While it’s very commendable how Minister Keith Muhammad and the people of Oakland immediately jumped on top of this particular issue, that is the exception rather than the rule. Atrocities such as this are going on all over the country on a daily basis with little or no mention. And it’s not just the blatant murders of innocent young men on the street, but the more subtle murders of coal miners in West Virginia, oil workers in the Gulf of Mexico, and postal workers killing themselves and coworkers on the workroom floor. So while the senseless murder of Oscar Grant was an act of mindless stupidity, American citizens are dying every day as a direct result of the reckless pursuit of the buck.

So again, as commendable as the people of the city of Oakland has been in addressing this particular issue, it only serves to put iodine on a cancer sore. Oscar’s death should serve as a symbol of how important it is for us to come together to address the disease itself–and if you’re not rich, or rich with a sense of justice, you should be onboard.
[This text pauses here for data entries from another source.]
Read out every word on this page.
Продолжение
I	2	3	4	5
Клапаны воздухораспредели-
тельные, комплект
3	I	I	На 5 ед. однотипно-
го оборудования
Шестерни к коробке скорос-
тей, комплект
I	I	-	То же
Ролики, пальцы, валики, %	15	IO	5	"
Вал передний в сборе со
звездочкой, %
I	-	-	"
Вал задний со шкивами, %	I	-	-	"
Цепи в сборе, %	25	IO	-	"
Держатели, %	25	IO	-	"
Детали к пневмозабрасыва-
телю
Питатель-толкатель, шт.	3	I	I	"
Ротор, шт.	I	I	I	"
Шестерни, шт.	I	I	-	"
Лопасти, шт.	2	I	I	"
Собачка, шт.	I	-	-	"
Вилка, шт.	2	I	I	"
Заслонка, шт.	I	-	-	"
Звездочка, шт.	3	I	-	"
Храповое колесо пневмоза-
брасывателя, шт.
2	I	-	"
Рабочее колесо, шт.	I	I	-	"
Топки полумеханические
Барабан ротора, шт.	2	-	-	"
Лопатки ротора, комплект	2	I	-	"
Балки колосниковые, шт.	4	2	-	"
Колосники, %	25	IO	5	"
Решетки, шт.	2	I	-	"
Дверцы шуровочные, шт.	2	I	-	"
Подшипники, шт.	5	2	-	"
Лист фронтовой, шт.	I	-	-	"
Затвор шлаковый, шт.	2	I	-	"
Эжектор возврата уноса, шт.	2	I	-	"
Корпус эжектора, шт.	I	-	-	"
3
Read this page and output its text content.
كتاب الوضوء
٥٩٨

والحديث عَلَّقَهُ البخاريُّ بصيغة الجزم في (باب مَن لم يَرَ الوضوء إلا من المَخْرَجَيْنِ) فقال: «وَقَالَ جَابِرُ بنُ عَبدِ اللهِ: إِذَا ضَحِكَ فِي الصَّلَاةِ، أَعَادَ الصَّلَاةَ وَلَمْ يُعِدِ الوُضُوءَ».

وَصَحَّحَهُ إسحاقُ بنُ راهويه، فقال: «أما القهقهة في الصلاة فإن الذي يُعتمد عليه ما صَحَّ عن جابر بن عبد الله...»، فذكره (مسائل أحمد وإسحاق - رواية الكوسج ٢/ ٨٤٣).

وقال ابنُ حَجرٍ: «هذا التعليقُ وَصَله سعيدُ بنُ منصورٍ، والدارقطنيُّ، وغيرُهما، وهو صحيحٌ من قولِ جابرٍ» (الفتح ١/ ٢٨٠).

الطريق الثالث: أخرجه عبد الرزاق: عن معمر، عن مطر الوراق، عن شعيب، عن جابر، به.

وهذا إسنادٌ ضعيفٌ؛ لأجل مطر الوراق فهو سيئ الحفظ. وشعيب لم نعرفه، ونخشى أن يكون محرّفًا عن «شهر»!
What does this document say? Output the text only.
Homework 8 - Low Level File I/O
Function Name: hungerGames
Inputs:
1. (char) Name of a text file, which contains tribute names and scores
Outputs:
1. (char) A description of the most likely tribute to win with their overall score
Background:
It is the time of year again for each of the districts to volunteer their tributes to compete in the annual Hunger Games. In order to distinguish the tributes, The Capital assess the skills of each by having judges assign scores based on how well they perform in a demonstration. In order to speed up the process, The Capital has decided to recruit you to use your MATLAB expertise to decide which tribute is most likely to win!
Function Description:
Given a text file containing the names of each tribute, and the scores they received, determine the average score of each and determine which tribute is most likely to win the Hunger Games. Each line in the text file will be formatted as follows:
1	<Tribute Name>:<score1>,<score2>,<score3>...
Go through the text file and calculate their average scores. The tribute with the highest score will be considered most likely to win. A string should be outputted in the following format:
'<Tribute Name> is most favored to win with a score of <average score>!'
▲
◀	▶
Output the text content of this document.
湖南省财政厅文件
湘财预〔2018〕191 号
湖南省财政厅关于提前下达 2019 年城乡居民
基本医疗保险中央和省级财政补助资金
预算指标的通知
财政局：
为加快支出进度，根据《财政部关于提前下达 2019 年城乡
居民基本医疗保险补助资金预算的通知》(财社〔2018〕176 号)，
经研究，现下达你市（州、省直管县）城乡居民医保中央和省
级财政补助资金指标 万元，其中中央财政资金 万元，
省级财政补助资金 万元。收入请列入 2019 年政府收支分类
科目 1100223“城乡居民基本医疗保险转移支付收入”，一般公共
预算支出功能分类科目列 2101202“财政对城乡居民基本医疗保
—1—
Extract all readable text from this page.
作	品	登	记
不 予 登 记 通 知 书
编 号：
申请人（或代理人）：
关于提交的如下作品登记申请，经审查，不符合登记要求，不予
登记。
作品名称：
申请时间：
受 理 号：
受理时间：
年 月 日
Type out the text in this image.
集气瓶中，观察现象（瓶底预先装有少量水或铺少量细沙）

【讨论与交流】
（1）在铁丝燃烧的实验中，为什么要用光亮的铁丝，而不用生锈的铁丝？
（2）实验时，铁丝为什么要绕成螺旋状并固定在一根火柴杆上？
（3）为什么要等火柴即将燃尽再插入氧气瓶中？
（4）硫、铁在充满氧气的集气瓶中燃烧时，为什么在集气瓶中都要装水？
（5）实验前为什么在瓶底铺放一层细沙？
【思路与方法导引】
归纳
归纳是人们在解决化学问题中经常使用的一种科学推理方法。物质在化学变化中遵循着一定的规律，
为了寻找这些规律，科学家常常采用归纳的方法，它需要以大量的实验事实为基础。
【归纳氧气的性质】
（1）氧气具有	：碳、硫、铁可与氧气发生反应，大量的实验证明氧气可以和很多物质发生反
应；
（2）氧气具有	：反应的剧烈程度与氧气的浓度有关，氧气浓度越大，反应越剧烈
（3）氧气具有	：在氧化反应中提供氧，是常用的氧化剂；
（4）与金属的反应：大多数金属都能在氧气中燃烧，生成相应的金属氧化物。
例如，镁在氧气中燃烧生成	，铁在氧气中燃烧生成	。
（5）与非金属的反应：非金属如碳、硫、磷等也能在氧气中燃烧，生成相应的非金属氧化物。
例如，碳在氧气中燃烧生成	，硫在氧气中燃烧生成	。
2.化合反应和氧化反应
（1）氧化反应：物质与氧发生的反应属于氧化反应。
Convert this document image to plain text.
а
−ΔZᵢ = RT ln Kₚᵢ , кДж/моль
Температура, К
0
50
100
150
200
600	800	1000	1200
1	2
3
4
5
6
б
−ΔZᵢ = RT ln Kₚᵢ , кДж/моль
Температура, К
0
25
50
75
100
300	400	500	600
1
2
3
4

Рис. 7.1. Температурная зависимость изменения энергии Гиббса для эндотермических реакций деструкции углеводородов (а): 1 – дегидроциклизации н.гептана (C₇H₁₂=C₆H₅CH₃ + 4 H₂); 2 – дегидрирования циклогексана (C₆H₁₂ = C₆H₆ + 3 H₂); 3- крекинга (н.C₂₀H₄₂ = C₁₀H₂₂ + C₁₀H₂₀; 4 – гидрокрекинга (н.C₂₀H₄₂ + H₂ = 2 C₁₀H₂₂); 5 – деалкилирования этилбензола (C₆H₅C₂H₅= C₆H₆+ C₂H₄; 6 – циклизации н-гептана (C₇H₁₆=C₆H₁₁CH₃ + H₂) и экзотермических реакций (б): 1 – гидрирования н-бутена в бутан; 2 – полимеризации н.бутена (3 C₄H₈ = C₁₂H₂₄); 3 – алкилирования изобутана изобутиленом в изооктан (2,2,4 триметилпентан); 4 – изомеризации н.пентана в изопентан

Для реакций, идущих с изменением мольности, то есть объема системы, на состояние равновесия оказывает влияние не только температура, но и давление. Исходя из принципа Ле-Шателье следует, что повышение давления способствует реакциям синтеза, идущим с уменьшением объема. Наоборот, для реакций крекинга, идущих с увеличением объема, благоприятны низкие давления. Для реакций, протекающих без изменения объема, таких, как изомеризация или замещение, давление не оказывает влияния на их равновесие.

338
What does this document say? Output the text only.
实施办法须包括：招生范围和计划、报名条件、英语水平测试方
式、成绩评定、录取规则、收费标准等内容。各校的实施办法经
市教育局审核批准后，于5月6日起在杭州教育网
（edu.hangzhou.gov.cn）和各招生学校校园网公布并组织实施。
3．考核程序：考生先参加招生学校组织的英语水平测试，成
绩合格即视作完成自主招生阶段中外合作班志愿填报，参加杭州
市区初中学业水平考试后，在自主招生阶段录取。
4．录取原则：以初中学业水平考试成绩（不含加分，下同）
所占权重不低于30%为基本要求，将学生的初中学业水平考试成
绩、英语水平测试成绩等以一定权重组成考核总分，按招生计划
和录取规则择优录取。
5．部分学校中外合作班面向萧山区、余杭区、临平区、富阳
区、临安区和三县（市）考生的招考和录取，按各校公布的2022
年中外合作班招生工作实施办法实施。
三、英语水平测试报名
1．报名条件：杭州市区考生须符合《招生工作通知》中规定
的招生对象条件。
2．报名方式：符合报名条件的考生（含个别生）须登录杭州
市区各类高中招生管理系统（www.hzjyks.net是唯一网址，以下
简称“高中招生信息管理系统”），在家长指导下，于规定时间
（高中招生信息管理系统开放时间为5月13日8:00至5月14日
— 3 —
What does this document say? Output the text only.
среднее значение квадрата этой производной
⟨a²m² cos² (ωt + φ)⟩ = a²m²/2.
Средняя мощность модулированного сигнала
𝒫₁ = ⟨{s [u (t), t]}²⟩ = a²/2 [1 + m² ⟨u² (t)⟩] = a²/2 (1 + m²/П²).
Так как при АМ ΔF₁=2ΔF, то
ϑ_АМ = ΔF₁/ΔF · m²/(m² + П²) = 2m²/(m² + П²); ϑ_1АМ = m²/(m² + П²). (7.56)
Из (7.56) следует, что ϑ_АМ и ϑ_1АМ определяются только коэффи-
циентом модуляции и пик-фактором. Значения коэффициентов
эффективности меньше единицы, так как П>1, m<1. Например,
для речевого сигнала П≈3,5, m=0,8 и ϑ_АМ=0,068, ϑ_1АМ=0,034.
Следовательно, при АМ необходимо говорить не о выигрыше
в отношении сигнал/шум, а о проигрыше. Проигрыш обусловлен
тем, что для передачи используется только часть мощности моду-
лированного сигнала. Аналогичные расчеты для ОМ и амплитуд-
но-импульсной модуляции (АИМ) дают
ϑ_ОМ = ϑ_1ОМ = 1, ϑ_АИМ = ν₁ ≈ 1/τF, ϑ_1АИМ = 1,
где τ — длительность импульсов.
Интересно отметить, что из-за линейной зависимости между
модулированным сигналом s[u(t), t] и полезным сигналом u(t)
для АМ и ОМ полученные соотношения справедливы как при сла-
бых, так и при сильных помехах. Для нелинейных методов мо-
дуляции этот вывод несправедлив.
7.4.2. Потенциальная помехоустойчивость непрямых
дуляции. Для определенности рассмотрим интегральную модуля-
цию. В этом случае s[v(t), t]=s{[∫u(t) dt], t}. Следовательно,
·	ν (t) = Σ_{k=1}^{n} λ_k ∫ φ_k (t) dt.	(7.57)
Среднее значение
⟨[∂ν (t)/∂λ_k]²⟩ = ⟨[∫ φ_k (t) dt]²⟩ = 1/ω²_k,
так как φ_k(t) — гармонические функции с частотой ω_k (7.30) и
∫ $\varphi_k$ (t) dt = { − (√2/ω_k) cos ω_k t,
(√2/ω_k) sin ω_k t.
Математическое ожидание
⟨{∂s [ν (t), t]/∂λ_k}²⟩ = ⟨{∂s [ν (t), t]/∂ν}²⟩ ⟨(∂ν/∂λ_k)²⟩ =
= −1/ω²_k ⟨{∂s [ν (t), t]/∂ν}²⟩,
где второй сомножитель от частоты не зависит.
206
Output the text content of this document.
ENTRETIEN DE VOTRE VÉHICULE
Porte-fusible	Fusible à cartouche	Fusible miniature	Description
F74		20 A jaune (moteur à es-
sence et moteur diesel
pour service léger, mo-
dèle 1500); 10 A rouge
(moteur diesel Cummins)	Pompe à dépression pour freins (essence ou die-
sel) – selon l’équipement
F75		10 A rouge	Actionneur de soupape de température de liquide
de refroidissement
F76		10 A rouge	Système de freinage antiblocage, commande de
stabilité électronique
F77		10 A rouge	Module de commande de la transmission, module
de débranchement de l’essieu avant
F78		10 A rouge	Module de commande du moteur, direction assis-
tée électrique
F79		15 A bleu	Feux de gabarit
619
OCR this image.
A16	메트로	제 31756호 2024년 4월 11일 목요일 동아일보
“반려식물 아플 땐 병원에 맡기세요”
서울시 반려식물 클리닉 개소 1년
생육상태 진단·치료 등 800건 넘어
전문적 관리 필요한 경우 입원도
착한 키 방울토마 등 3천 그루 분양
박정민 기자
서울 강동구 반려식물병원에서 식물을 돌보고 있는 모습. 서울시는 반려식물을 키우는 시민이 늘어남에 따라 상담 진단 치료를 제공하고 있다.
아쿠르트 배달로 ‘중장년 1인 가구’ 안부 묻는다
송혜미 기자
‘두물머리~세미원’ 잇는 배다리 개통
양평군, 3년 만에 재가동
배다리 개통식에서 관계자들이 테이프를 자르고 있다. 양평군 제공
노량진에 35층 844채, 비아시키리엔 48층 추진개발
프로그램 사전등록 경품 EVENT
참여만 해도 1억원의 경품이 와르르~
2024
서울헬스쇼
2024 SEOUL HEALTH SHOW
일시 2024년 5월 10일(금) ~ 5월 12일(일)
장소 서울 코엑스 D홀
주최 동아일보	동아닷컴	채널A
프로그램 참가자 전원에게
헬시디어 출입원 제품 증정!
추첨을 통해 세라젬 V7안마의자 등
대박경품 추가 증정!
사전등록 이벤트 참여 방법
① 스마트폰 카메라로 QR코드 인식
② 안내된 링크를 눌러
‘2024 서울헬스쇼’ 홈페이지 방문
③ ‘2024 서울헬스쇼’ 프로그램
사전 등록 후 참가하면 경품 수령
When I went to the breakfast this past Friday, I looked around me. I saw maybe fifty people. So I began to ask myself, “I wonder how many poor, middle class, and Black people showed up at the Lakers’ parade?” The difference between those numbers show just how little concern we have about our own community, and the plummeting quality of life of the poor and middle class in general. It shows that we’re thousands of times more interested in Kobe’s jump shot than we are the future of our own children–and the assault on our educational system clearly shows, that’s not by accident.

Now, you can deny that, and say that I’m going over the top. But any mathematician will tell you that numbers are quite different from opinions–they don’t lie.